Single by Emina Jahović

from the album Metamorfoza
- B-side: "Gospodine"; "Cool žena";
- Released: 2011
- Recorded: 2011 Bojan Dugić
- Genre: Pop
- Length: 4:19
- Label: City Records
- Songwriter: Emina Jahović Sandal
- Producer: Bojan Dugić

Emina Jahović singles chronology
| "Gospodine" (2011) | "Posle mene" (2011) | "Kimse Yok Mu?" (2012) |

Music video
- "Posle mene" on YouTube

= Posle mene (song) =

"Posle mene" (English: After Me) is a song recorded by Serbian-Turkish recording artist Emina Jahović. It was released in 2011 through City Records.

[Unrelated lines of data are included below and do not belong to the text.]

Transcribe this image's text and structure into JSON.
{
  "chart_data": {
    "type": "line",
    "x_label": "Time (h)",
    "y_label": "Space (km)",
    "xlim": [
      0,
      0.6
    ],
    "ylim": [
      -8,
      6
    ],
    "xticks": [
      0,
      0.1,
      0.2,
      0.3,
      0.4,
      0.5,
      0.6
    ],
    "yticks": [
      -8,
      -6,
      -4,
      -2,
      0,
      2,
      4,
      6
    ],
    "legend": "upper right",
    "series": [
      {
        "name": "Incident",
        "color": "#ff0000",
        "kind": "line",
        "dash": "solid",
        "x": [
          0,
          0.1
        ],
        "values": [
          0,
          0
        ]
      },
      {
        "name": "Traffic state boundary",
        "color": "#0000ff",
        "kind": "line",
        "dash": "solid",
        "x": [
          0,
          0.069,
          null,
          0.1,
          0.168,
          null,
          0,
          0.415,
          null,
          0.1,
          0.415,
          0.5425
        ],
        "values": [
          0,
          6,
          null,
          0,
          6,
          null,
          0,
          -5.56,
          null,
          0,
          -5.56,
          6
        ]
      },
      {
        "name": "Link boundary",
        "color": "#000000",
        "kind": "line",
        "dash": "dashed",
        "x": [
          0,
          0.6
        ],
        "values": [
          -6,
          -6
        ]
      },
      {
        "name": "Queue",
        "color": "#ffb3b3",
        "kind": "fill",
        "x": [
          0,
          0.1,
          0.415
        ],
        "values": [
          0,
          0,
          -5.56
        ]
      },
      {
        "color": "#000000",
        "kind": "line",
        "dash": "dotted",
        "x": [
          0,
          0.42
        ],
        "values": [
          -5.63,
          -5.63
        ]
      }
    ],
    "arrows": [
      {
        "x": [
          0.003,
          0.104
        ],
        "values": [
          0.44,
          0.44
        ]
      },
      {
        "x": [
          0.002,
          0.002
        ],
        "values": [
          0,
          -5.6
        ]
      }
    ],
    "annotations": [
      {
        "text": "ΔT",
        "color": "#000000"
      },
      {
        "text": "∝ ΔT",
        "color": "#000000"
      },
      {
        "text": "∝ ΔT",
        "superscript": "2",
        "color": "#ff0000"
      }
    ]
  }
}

The song was written and composed by Emina Jahović. It was produced and recorded in Belgrade by Bojan Dugić (aka Bojan "Genius" Dugic), the Recording Academy's GRAMMY Awards voting member who worked with such best selling artists as Beyoncé, Britney Spears, Jay-Z, and Jennifer Lopez. "Posle mene" was premiered on 22 July 2011 on Prva Srpska Televizija's famous late night talk show Veče sa Ivanom Ivanovićem whereas the other guest of the show was the Deputy Prime Minister Rasim Ljajić, a close family friend of Emina Jahović.

The music video for "Posle mene" was shot in the summer of 2011, in Göcek, Fethiye. The video was directed by Miloš Nadaždin.